What do you do when your career, from your wet-crotched stage debut in your father’s vaudeville hall to your final, disastrous read-through with your producers, has amounted to nothing besides a long series of highly anticipated failures, punctuated by just enough ephemeral success to remind yourself and those around you of your immense but wasted potential?
Good question.
When the show is over and the only people left in the audience are yourself and Death, what do you do?
Good question.
Bob Fosse’s semi-autobiographical “All That Jazz” gives a pretty simple answer—you deal with it.
Joe Gideon (Roy Scheider) is a successful choreographer whose struggles to finish editing a Hollywood feature while also directing his new Broadway musical, all while still dealing with the personal demands of his ex-wife, daughter, and girlfriend.

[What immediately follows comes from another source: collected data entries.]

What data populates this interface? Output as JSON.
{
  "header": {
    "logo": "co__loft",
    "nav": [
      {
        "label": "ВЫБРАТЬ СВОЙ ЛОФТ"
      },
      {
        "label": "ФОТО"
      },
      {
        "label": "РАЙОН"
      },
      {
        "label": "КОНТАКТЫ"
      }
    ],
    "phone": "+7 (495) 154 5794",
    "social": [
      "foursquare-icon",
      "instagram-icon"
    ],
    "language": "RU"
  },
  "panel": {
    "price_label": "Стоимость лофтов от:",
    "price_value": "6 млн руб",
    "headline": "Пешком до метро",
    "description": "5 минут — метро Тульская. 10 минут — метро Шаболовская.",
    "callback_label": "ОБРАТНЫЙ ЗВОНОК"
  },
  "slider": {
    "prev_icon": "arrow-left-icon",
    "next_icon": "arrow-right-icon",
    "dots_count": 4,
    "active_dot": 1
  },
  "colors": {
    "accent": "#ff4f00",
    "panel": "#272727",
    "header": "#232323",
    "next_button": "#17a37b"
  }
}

Dexedrine and cigarettes keep him going until he suffers a heart attack in his doctor’s office, at which point he is carted off for several weeks of “bed rest”—during which he drinks harder and womanizes more than even his usual habits demand. He has increasingly vivid hallucinations of wooing the Angel of Death (Jessica Lange).

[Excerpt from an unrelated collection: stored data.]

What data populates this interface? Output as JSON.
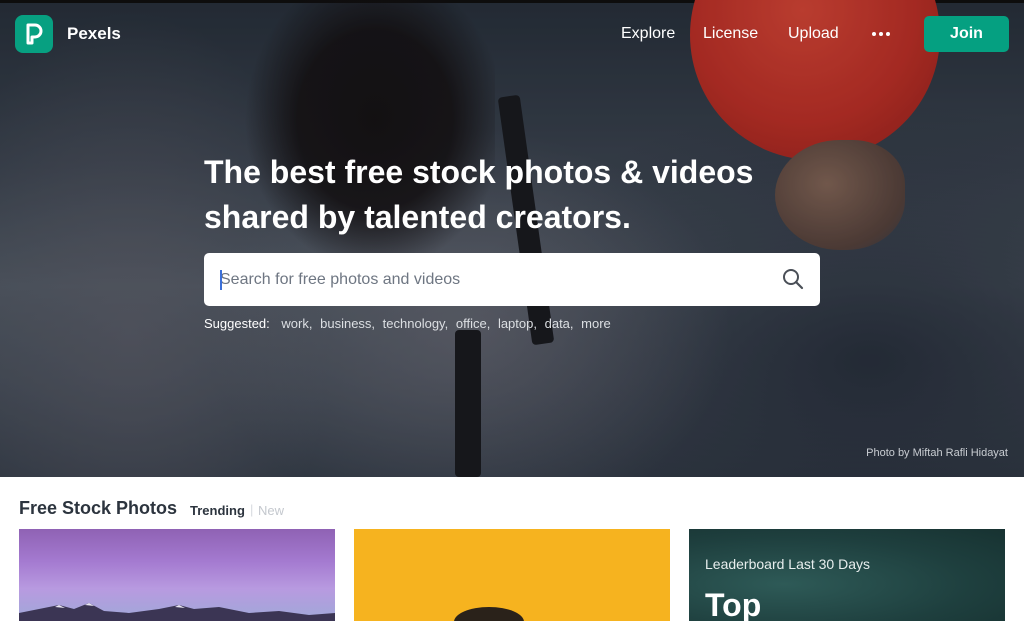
{
  "brand": {
    "name": "Pexels"
  },
  "nav": {
    "explore": "Explore",
    "license": "License",
    "upload": "Upload",
    "join": "Join"
  },
  "hero": {
    "headline_line1": "The best free stock photos & videos",
    "headline_line2": "shared by talented creators.",
    "credit": "Photo by Miftah Rafli Hidayat"
  },
  "search": {
    "placeholder": "Search for free photos and videos",
    "value": ""
  },
  "suggested": {
    "label": "Suggested:",
    "items": [
      "work",
      "business",
      "technology",
      "office",
      "laptop",
      "data",
      "more"
    ]
  },
  "section": {
    "title": "Free Stock Photos",
    "tab_trending": "Trending",
    "tab_divider": "|",
    "tab_new": "New"
  },
  "cards": {
    "leaderboard_label": "Leaderboard Last 30 Days",
    "leaderboard_title": "Top"
  },
  "colors": {
    "brand_green": "#05a081",
    "text_dark": "#2c343e"
  }
}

As his health continues to fail, one by one his friends and associates abandon his cause. His ex-wife gives up on him; realizing that his insurance will make his unfinished movie profitable, his producers start rooting for his death; his girlfriend abandons him. By the time the second heart-attack hits, he is alone.
As his heart fails, Gideon imagines his death as a magnificent television-benefit dance concert. His former professional associate O’Connor Flood (Ben Vereen) introduces him: "What can I tell you about my next guest? This cat allowed himself to be adored, but not loved, and his success in show business was matched by failure in his personal relationship bag—now, that's where he really bombed. And he came to believe that work, showbusiness, love, his whole life, and even himself and all that jazz was bullshit. He became the numero uno game player—to the point where he didn't know where the games ended and the reality began. Like, to this cat, the only reality was death, man. Now, ladies and gentlemen, let me lay on you a so-so entertainer, not much of a humanitarian, and this cat was never nobody's friend, in his final appearance on the great stage of life (you can applaud if you wanna)—"

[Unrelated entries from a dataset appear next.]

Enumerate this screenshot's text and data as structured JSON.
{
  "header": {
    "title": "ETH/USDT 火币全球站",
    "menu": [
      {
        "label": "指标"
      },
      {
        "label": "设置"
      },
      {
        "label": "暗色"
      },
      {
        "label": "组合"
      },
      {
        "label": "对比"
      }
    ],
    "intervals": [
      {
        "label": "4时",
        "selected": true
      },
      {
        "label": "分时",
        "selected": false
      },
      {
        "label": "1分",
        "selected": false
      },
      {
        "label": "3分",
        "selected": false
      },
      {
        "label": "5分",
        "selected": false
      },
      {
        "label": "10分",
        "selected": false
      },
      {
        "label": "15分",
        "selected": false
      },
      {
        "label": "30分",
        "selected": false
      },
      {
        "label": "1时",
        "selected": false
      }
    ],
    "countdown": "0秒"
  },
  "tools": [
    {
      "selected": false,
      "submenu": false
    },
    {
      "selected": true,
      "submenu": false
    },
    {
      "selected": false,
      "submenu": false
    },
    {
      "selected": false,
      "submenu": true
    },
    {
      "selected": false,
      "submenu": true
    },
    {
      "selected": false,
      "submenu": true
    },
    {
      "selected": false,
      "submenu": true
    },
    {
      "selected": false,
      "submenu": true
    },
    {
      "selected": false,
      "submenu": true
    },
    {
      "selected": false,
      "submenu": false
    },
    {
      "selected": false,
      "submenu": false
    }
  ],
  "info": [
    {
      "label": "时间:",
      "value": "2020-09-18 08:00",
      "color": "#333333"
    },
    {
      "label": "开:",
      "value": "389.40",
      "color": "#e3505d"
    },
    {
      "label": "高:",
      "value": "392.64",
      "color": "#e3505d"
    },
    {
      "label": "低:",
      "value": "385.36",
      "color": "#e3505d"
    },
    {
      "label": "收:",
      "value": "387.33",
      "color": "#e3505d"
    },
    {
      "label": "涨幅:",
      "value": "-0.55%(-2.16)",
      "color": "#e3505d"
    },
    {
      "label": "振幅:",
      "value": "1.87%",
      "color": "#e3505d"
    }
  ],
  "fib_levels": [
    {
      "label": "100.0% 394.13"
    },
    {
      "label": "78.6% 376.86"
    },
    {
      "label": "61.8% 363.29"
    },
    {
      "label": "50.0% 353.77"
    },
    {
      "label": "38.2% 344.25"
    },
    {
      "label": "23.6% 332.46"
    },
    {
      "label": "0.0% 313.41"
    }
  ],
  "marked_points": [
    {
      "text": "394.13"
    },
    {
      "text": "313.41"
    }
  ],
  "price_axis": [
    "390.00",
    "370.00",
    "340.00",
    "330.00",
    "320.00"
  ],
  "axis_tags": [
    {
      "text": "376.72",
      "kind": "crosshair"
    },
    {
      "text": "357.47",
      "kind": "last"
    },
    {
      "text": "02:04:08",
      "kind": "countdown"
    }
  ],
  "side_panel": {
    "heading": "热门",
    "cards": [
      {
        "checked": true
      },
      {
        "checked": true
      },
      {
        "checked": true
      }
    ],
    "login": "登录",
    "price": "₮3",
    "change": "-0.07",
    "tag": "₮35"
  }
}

Joe Gideon is a choreographer. He creates order out of bodies. For his final feat, he creates order out of his own body’s collapse into physical chaos, which creates emotional order out of the competing strands of his life and brings it all to a close. Death, the great irrationality, is reconciled to the dance of human life. Dancers representing his vascular system writhe in violent but perfect harmony. In a perverse parody of the old Everly Brothers song, he sings happily, “Bye bye life; bye bye happiness; hello loneliness—I think I’m gonna die.” It’s all a show, so we may as well make it a big one.
And seeing that movie is how I accepted death as a reality.